じゅくせんのつぶやき

日々の生活の中で感じた事をつぶやきます。

村上陽一郎「ペスト大流行」

2020-02-14 21:41:25 | Weblog
★ 中国・武漢で猛威を振るう新型コロナウィルス。懸命の封じ込めにもかかわらず、感染は中国全土へ、そして世界へと拡大している。交通機関の発達により多数の人々が世界を駆け巡る時代だ。封じ込めには限界がある。

★ 日本でも全国で発病者が確認されるようになってきた。最初は中国への渡航者や中国からの旅行者と接した人が中心であったが、徐々にそうした経緯を経ずに感染、発病する人が増えているようだ。日本人に免疫のないウィルス。散発する拡大はもはやキャリアーが日本全体に広がっていることを物語る。いつアウトブレイクしてもおかしくない。

★ 小集落や地方都市なら隔離・封鎖もできるが、東京をはじめとする大都市やあるいは分散して拡散したなら、封じ込めは難しい。対外的には鎖国しか方法はなかろう。横浜港に停泊するクルーズ船は未来の縮図なのかも知れない。

★ そんな危機感を感じながら、村上陽一郎さんの「ペスト大流行」(岩波新書)を読んだ。以前読んだことがあるので再読だ。

★ 致死率が50%に迫るペストのヨーロッパでの大流行は14世紀。そしておよそ300年後の17世紀も繰り返された。なぜか250年から300年周期で繰り返すという。

★ 流行の前に異変があるという。気候の変化、干ばつ、寒冷な夏、洪水による農村の疲弊、トビバッタの大発生。大飢饉や火山の噴火も。まだ細菌による感染といった発想のなかった時代である(北里柴三郎たちがペスト菌を発見するのは1894年である)。病因については空気の腐敗や占星術的なめぐり合わせに求められた。神の裁きに恐怖し、あやしい宗教や呪術が流行ったに違いない。病気への不安からかユダヤ人の迫害が起こったという。

★ 今回の新型ウィルスでも感染者数、死亡者数の統計が混乱している。古い時代ならなおさらだ。当時の死者については厳密な数字がない。おおよそ1000万人とも2000万人以上とも言われている。ペストによる社会変動で中世が崩壊したと言われる。

★ 新型コロナウィルスの拡大。ウィルスは人の身体を冒すだけではなく、中国人(あるいはアジア系の人々)への偏見といった心への「感染」、経済的、社会的な打撃を与えている。爆発的な感染力の一方、致死率は2%程度に抑えられている。死者数だけで言うなら季節性インフルエンザの方が深刻だ。

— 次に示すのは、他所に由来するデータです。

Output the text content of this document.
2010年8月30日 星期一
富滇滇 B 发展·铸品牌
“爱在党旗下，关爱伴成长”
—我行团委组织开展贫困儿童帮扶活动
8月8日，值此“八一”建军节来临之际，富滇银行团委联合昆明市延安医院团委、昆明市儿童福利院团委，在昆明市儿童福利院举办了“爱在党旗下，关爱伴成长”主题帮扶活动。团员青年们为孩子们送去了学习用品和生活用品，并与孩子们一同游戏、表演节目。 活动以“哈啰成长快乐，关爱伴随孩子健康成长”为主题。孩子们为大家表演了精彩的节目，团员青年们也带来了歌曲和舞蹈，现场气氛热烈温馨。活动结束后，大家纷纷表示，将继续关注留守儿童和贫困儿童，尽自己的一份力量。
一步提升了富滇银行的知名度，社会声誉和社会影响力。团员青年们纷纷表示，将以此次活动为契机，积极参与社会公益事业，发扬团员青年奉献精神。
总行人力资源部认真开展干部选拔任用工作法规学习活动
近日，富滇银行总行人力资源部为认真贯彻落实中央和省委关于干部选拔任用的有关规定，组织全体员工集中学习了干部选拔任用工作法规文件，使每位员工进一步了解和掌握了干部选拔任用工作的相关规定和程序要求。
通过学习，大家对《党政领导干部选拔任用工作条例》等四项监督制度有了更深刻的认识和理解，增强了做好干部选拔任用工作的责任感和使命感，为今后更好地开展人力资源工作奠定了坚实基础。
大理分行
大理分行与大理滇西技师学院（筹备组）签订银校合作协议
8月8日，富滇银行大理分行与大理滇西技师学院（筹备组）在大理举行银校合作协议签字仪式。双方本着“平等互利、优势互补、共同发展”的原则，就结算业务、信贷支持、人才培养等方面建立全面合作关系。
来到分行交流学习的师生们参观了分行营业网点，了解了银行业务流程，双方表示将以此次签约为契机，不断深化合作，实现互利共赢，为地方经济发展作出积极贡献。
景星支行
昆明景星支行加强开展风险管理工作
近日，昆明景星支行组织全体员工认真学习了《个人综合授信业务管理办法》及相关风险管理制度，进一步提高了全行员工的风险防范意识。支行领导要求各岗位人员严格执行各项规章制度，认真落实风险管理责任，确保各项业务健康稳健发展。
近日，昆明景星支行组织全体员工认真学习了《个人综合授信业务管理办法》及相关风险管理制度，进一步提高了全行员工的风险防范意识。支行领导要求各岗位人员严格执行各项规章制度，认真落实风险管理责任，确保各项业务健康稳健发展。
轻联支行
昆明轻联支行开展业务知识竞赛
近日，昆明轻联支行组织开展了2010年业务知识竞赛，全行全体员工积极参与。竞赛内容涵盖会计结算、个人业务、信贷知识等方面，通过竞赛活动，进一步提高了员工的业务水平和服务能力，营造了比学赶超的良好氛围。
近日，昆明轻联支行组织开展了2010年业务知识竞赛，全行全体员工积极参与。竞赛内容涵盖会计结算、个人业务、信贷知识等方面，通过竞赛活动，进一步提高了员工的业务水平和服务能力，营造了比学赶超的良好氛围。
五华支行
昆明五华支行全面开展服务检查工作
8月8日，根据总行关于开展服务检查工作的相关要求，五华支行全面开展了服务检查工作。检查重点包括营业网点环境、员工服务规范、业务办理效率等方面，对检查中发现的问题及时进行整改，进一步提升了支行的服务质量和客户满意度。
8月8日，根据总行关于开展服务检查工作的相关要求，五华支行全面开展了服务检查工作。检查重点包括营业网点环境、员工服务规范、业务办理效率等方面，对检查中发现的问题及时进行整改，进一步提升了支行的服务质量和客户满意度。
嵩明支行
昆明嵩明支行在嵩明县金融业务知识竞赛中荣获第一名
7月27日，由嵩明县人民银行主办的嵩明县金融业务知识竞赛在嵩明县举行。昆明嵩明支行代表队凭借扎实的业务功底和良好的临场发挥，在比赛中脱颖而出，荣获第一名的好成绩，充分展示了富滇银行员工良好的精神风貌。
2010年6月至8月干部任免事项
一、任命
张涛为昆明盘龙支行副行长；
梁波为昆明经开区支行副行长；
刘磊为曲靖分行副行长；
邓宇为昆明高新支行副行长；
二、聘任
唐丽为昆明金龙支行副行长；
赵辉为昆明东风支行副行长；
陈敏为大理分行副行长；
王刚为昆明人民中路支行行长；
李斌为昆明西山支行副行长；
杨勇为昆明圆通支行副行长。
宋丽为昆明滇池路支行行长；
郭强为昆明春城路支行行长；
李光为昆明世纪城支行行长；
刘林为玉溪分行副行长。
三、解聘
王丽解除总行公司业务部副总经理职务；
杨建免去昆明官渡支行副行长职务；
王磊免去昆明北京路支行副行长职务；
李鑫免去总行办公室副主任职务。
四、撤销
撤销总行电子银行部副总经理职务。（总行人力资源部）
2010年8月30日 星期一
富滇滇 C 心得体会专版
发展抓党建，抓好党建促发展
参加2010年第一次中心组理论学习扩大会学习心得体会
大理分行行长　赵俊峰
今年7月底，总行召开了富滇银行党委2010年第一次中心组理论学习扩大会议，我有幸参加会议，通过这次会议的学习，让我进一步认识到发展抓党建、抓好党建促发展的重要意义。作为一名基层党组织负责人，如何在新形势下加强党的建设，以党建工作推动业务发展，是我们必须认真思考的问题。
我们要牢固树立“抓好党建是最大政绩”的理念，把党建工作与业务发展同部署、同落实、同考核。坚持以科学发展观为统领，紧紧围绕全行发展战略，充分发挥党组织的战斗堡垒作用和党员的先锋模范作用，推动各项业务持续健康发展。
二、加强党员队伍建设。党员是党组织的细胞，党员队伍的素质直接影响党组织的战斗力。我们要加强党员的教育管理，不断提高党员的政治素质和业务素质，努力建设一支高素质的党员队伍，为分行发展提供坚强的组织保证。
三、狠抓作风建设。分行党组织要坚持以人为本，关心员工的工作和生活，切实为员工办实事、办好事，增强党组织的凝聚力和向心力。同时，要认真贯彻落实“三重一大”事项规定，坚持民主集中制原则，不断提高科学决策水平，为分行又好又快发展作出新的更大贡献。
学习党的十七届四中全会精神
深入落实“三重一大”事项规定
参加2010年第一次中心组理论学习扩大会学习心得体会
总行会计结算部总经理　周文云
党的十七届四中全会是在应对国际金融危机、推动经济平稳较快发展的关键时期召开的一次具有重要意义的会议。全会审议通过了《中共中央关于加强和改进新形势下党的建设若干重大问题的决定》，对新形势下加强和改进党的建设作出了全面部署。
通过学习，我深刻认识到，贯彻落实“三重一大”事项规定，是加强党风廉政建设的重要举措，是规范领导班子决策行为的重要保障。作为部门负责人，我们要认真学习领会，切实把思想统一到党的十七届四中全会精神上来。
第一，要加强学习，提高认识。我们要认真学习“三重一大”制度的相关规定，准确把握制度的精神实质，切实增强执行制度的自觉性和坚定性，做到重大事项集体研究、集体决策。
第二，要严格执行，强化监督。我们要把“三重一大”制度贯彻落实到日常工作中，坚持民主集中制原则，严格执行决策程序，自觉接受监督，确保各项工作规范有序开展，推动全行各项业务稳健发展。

★ アウトブレイク自体は季節の変化や人々の免疫の獲得によって次第に収束していくであろう。と同時にワクチンが開発されるまでは蔓延し、周期的な流行を繰り返すかもしれない。恐れるべきはウィルスの突然変異であり、これは新型インフルエンザも同様だ。人類あるいは生物とウィルスとの長年にわたる戦いはこれからも続くであろうし、その戦いあるいは共存が進化をもたらすのかも知れない。